Kim’s son, J.P., is a sophomore at Urbana who played linebacker and fullback for the Ijamsville school’s junior varsity squad this season. J.P. Kim was called up to varsity for the playoffs. Seneca Valley offensive coordinator Bob Plante’s son Brandon, a junior, plays running back and cornerback for the Hawks.
Cougars’ defense continues to dominate
Quince Orchard’s defense, which gave up just 47 points during the regular season, made another statement in Friday night’s 4A West semifinal win over Bethesda-Chevy Chase. The Cougars held the Barons’ talented run game in check in the 55-13 win, and Clay Shelton-Jones returned an interception 17 yards for a touchdown to blow open a 49-6 halftime lead.
The No. 9 Cougars (10-1) have outscored opponents 295-29 in the past six weeks, a testament not only to the development of an offense led by backup quarterback Matt Choi (213 yards of total offense) and running back Tyrell Williams (92 yards rushing and three touchdowns), but also to a defense that has lived up to its reputation as one of the state’s best.

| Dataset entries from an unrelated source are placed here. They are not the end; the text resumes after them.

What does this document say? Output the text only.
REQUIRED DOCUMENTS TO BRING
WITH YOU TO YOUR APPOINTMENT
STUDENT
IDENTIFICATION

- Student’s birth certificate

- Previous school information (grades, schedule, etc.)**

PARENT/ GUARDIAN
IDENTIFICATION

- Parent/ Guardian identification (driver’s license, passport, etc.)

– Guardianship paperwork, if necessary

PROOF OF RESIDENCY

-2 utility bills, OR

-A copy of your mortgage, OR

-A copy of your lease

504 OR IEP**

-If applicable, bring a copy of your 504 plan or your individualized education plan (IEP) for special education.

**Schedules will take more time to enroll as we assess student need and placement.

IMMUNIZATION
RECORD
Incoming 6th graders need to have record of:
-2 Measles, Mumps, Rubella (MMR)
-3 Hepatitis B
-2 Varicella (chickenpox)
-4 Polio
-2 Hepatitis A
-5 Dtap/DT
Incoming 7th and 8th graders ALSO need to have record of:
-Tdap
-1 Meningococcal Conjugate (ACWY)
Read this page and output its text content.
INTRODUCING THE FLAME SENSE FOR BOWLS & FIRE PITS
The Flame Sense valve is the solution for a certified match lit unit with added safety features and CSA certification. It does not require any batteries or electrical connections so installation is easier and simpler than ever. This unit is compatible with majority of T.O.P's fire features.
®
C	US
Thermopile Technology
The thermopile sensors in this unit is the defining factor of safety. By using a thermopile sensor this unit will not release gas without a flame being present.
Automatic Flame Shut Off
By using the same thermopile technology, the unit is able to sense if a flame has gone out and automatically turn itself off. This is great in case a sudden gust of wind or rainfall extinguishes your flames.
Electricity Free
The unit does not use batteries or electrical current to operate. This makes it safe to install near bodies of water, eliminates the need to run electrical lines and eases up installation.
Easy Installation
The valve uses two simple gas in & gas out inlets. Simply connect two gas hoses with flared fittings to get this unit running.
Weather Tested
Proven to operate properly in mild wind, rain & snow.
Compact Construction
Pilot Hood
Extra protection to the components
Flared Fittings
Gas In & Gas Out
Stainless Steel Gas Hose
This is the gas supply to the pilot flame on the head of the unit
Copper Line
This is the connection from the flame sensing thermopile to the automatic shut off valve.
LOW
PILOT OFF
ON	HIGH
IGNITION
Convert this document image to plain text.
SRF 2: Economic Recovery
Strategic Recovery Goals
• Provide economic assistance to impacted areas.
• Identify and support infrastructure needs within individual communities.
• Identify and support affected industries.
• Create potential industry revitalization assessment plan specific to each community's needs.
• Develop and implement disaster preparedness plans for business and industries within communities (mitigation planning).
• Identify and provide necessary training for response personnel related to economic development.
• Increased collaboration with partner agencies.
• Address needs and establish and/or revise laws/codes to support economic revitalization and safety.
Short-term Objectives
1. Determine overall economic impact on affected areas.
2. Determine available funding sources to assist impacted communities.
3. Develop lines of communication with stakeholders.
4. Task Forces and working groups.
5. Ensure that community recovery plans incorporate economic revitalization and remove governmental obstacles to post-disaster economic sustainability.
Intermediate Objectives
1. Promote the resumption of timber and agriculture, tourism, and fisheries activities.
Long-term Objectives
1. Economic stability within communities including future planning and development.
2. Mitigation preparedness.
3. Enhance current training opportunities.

“I think the other night has been a culmination of what has been occurring the last five or six weeks,” Quince Orchard head coach Dave Mencarini said. “They have been unbelievable…my concern going into (next week’s game against Northwest) is that we haven’t played four quarters of football in a few weeks. And we’re going to have to play four quarters of football to beat a good Northwest team. Obviously I’m very concerned.”
Northwest earned its rematch with Quince Orchard with Friday’s 34-7 win over Churchill. Senior Quarterback Matty Callahan threw for 304 yards and one touchdown and ran for another while his precision on several third and fourth-down conversions in the first half kept Churchill’s defense on the field for long stretches. Replicating that success won’t come easy against a Quince Orchard team that held Callahan to 22-of-43 passing in a 24-10 win over the Jaguars in September. Callahan did account for 224 yards and a touchdown in that game, but Northwest was never in a position to win.
“You look at what he’s done over the course of this season, and his career, the guy doesn’t have to many bad games,” Mencarini said of Callahan. “One, you keep him off the field. And two, you mix up the looks that you give him.”